The attendees will benefit by learning how to parallelize their Python application with PyCOMPSs with a simple interface, run them in distributed parallel platforms, the integration with Jupyter notebooks, and how to analyze the execution behaviour.

Requirements and setup instructions

This tutorial can be followed using a virtual machine or using a docker container. Attendees can choose the best option considering their system.

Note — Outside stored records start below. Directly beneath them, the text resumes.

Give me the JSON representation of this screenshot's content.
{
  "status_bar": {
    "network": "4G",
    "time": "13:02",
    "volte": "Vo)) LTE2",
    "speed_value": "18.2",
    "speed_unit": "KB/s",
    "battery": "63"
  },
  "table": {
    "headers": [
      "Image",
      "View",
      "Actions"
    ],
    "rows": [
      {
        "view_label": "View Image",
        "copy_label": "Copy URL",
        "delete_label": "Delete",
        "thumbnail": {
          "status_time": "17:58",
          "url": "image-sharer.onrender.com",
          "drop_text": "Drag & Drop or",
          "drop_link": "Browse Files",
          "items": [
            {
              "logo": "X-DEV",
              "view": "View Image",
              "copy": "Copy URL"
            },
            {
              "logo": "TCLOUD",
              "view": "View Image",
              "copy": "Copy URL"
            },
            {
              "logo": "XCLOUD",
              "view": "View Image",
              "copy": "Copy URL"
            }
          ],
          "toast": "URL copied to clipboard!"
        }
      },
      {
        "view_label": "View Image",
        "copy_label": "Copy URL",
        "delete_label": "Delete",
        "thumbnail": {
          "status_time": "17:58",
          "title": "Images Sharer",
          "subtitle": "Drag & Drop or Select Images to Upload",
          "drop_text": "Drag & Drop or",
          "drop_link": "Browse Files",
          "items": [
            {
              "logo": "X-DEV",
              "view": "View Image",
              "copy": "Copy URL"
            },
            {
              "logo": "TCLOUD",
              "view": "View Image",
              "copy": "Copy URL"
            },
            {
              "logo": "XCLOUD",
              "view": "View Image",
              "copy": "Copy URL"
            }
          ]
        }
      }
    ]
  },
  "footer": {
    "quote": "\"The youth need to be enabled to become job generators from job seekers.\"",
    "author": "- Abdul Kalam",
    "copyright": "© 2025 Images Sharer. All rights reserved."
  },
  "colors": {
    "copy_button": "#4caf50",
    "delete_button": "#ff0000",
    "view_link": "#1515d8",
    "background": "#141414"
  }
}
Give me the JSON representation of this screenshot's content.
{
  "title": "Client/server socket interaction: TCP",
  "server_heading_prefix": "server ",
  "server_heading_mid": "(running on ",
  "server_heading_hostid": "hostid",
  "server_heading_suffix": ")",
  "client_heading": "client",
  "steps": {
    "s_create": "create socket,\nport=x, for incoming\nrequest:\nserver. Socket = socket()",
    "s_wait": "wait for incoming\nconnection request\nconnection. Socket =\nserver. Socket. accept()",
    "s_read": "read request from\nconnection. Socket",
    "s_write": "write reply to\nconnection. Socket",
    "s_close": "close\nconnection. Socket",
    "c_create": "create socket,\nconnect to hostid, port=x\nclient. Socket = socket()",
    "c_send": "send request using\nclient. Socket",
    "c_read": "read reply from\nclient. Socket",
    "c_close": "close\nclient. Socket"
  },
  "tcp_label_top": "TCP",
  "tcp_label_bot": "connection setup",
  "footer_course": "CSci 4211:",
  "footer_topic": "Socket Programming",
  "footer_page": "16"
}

  • Using Virtual Appliance:

  • Using Docker:

    • Install docker
    • git clone https://github.com/bsc-wdc/tutorial_apps.git
    • docker pull compss/compss-tutorial:patc2019
    • docker run --name mycompss -p 8888:8888 -p 8080:8080 -v /path/to/tutorial_apps:/home/tutorial_apps -itd compss/compss-tutorial:patc2019

Project Homepage / Git

http://compss.bsc.es

Project Homepage / Git

http://compss.bsc.es

Abstract as a tweet

Easy programming for parallel and distributed Python applications with PyCOMPSs @bsc_compss @bsc_cns

Python Skill Level

basic

Domain Expertise

none

Domains

Big Data, Machine Learning, Parallel computing / HPC

Javier Conejero is a Senior Researcher at the Barcelona Supercomputing Center. He holds a PhD on
Advanced Computer Technologies (2014) from the University of Castilla-La Mancha (UCLM), Spain.
During his PhD, he was awarded by the Ministry of Economy and Competitiveness (MINECO) of the
Spanish Government with a FPI fellowship grant. Previously, he worked at CERN for one year
(2009) into WLCG software development and management. Since 2015, he is a Senior Researcher
of the Workflows and Distributed Computing research group at the Barcelona Supercomputing
Center (BSC). He is leading the efforts on the PyCOMPSs binding at BSC. In 2016 he was awarded
by the MINECO with the Juan de la Cierva grant.

Javier lectured and ran practical exercises on PyCOMPSs development within the PATC:
Programming Distributed Computing Platforms with COMPSs tutorial annually since 2016. He has
also participated in PyCOMPSs tutorials in various conferences and workshops: EuroPython 2017,
CCGrid 2017, EuroPar2017 and SIAM 2018.